Decoding Radiologists' Intentions: A Novel System for Accurate Region Identification in Chest X-ray Image Analysis
Akash Awasthi, Safwan Ahmad, Bryant Le, Hien Van Nguyen
TL;DR
This work tackles errors in chest X-ray interpretation by modeling radiologists' reported intentions and anchoring them to regions of interest in fixation-based video data. It introduces a two-module system, Temporally Grounded Intention Detection (TGID) and Region Extraction (RE), that fuses a video backbone and language backbone to output temporally grounded intention sequences and extract representative ROIs, using medical-domain adaptation of Dense Video Captioning. Pretraining on ActivityNet Captions followed by finetuning on radiology datasets (EGD-CXR, REFLACX) enables learning long-range, temporally grounded associations between visual fixation patterns and textual findings, with evaluation using both natural language generation metrics and a novel time-delay error metric (MTDE). The approach demonstrates competitive performance against state-of-the-art baselines and yields interpretable visualizations of radiologist intentions, offering potential to improve training, provide actionable feedback, and reduce diagnostic errors in chest radiography.
Abstract
In the realm of chest X-ray (CXR) image analysis, radiologists meticulously examine various regions, documenting their observations in reports. The prevalence of errors in CXR diagnoses, particularly among inexperienced radiologists and hospital residents, underscores the importance of understanding radiologists' intentions and the corresponding regions of interest. This understanding is crucial for correcting mistakes by guiding radiologists to the accurate regions of interest, especially in the diagnosis of chest radiograph abnormalities. In response to this imperative, we propose a novel system designed to identify the primary intentions articulated by radiologists in their reports and the corresponding regions of interest in CXR images.

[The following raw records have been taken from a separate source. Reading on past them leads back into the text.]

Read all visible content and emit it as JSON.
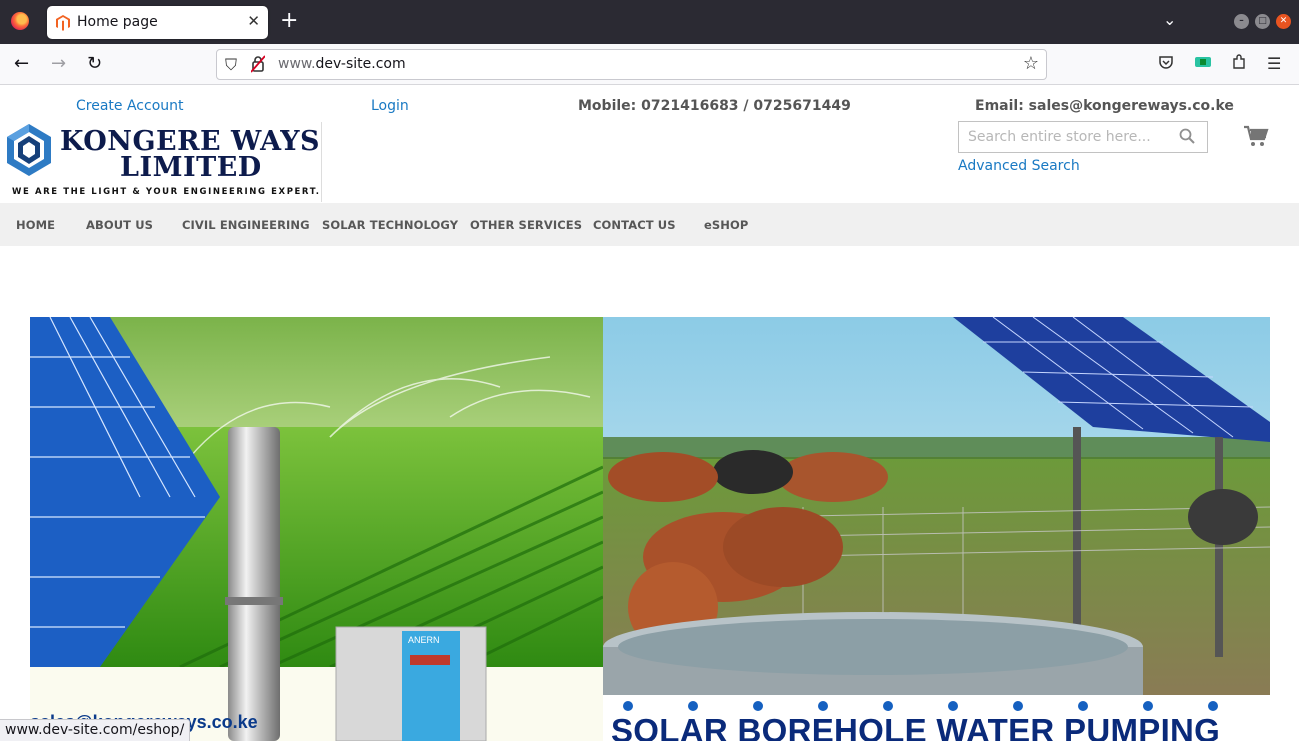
{
  "browser": {
    "tab_title": "Home page",
    "url_prefix": "www.",
    "url_domain": "dev-site.com",
    "status_url": "www.dev-site.com/eshop/"
  },
  "header": {
    "create_account": "Create Account",
    "login": "Login",
    "mobile": "Mobile: 0721416683 / 0725671449",
    "email": "Email: sales@kongereways.co.ke",
    "logo_line1": "KONGERE WAYS",
    "logo_line2": "LIMITED",
    "logo_tagline": "WE ARE THE LIGHT & YOUR ENGINEERING EXPERT.",
    "search_placeholder": "Search entire store here...",
    "advanced_search": "Advanced Search"
  },
  "menu": {
    "items": [
      "HOME",
      "ABOUT US",
      "CIVIL ENGINEERING",
      "SOLAR TECHNOLOGY",
      "OTHER SERVICES",
      "CONTACT US",
      "eSHOP"
    ]
  },
  "banner": {
    "left_email": "sales@kongereways.co.ke",
    "pump_brand": "ANERN",
    "right_caption": "SOLAR BOREHOLE WATER PUMPING"
  },
  "colors": {
    "link": "#1979c3",
    "logo_navy": "#0d1b4c",
    "menu_bg": "#f0f0f0",
    "caption_blue": "#0a2a7a"
  },
  "icons": [
    "firefox-icon",
    "magento-favicon",
    "back-arrow-icon",
    "forward-arrow-icon",
    "reload-icon",
    "shield-icon",
    "lock-icon",
    "bookmark-star-icon",
    "pocket-icon",
    "extensions-icon",
    "menu-icon",
    "search-icon",
    "cart-icon"
  ]
}
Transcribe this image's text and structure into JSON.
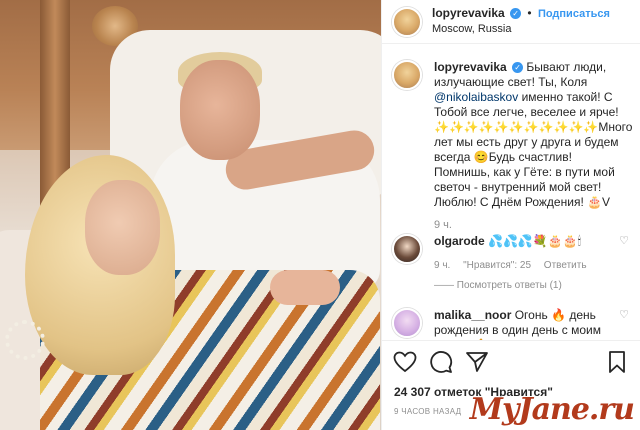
{
  "post": {
    "username": "lopyrevavika",
    "follow_label": "Подписаться",
    "separator": "•",
    "location": "Moscow, Russia"
  },
  "caption": {
    "username": "lopyrevavika",
    "text_before_mention": "Бывают люди, излучающие свет! Ты, Коля ",
    "mention": "@nikolaibaskov",
    "text_after_mention": " именно такой! С Тобой все легче, веселее и ярче! ✨✨✨✨✨✨✨✨✨✨✨Много лет мы есть друг у друга и будем всегда 😊Будь счастлив! Помнишь, как у Гёте: в пути мой светоч - внутренний мой свет! Люблю! С Днём Рождения! 🎂V",
    "time": "9 ч."
  },
  "comments": [
    {
      "username": "olgarode",
      "text": "💦💦💦💐🎂🎂🕯",
      "time": "9 ч.",
      "likes_label": "\"Нравится\": 25",
      "reply_label": "Ответить",
      "replies_label": "—— Посмотреть ответы (1)"
    },
    {
      "username": "malika__noor",
      "text": "Огонь 🔥 день рождения в один день с моим сыном 🙏",
      "time": ""
    }
  ],
  "actions": {
    "like_icon": "heart-outline-icon",
    "comment_icon": "comment-bubble-icon",
    "share_icon": "paper-plane-icon",
    "save_icon": "bookmark-icon",
    "likes_count": "24 307 отметок \"Нравится\"",
    "posted_ago": "9 ЧАСОВ НАЗАД"
  },
  "watermark": "MyJane.ru",
  "colors": {
    "link_blue": "#3897f0",
    "mention_blue": "#00376b",
    "secondary_text": "#8e8e8e",
    "watermark_red": "#b23a1c"
  }
}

This system seeks to elucidate the visual context underlying radiologists' textual findings, with the potential to rectify errors made by less experienced practitioners and direct them to precise regions of interest. Importantly, the proposed system can be instrumental in providing constructive feedback to inexperienced radiologists or junior residents in the hospital, bridging the gap in face-to-face communication. The system represents a valuable tool for enhancing diagnostic accuracy and fostering continuous learning within the medical community.